01 May 2008

For my green-suited readers

Actually, dependents and civilian employees need to read this one too.

The United States Armed Services Blood Program needs you to get off your ass and donate blood. If you have an ID card, you can do this.

Presuming you are in generally good health, have not had a tattoo in the past 7 DAYS[1], have been back from CENTCOM AOR more than 12 months, have not spent more than five years total in Europe, and haven't had a smallpox shot in the past eight weeks, or other vaccinations in the past 4 weeks,

GO DONATE SOME DAMN BLOOD.

Seriously, folks. Blood donated anywhere you see the star-spangled blood drop goes into a different pool than blood donated at the American Red Cross or other civilian blood centers.

It goes into the pool that goes downrange to Iraq and Afghanistan. The record, as I understand it, for blood usage is 207 units used to save the life of a Military Policeman in Iraq.

That's 207 doners giving one bag each.

Your average trauma patient (ie combat casualty) uses between 4 and 8.

All the blood goes to a central shipment point, where it becomes "purple" blood and goes to theater to be centrally managed. It will go to a Serviceman of some kind. Blood in excess of in-theater requirements goes to stateside military hospitals where it goes to servicemen and dependents.

GO DONATE SOME DAMN BLOOD

Blood has a shelf-life of 42 days. How long does it take to get to the aid stations and forward support hospitals?

If you are a leader, encourage your Soldiers (Marines, Airman, Sailors, Coasties) to donate some damn blood. By encourage, I mean "do everything but hold a gun to their heads, because that isn't technically legal." Support this shit, because some fucked up kid in a hospital in Iraq is depending on you.

You can donate one unit every 56 days.

Civilian blood must be PURCHASED in order to go into the military pool. It costs the taxpayers between $250 and $500 a unit. There is a limited supply. It cannot enter the blood supply as quickly as blood donated in a an ASBP donation center.

This is the website.

These are blood donation centers.

On Monday, I attempted to donate blood. The medic managed to fail to find a vein twice. Yesterday I went back, having hydrated a hell of a lot better, and the medic managed it on the first stick.

It blows my mind how many people who can lead men into combat will use as the excuse not to donate blood, "I'm afraid of needles."

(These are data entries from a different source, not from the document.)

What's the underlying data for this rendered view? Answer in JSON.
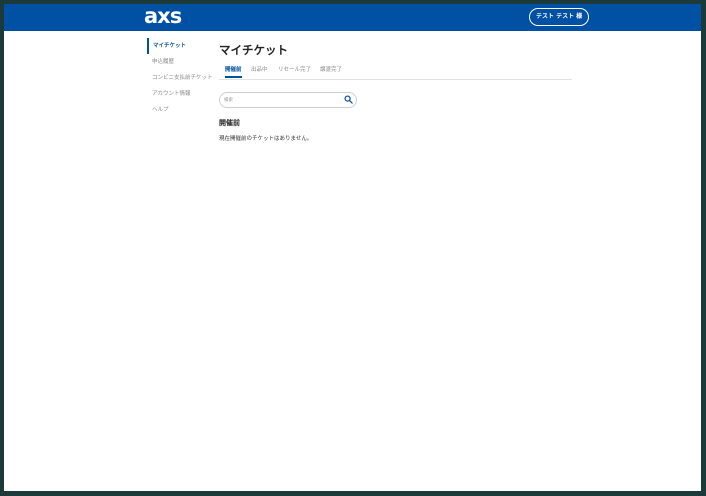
{
  "header": {
    "logo": "axs",
    "user_button": "テスト テスト 様"
  },
  "sidebar": {
    "items": [
      {
        "label": "マイチケット",
        "active": true
      },
      {
        "label": "申込履歴",
        "active": false
      },
      {
        "label": "コンビニ支払前チケット",
        "active": false
      },
      {
        "label": "アカウント情報",
        "active": false
      },
      {
        "label": "ヘルプ",
        "active": false
      }
    ]
  },
  "main": {
    "title": "マイチケット",
    "tabs": [
      {
        "label": "開催前",
        "active": true
      },
      {
        "label": "出品中",
        "active": false
      },
      {
        "label": "リセール完了",
        "active": false
      },
      {
        "label": "譲渡完了",
        "active": false
      }
    ],
    "search": {
      "placeholder": "検索",
      "value": ""
    },
    "section_title": "開催前",
    "empty_message": "現在開催前のチケットはありません。"
  },
  "colors": {
    "brand": "#0050a3",
    "background_border": "#1c3a3a"
  }
}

Why haven't you given lately?

[1] 20 states are on a list where tattoos are only a 7 day waiting period, to include Texas and California. For the rest, it is a 12 month deferment.

4 Comments:

Anonymous Anonymous said...

Is there any way for civvies to donate directly into this, er, blood stream?

11:58 PM  
Blogger Army Sergeant said...

Thanks! Appreciate the post. It's definitely important.

I'd also add that military can also donate plasma..it takes two hours, but not a lot of folks seem to do it. To be honest, I'm not quite sure what it goes to as opposed to whole blood, but "military medical centers" is good enough for me.

12:29 PM  
Anonymous Anonymous said...

ditto Noah's request

8:56 PM  
Anonymous Anonymous said...

I donated during Desert Storm. Since then, several attempts to donate have been refused on the excuse my blood pressure is too high. I can't persuade them that removing a pint of fluid should reduce pressure, so everyone wins. As soon as the Powers What Be get a little less choosy, my sleeve can be rolled up on a half hour's notice.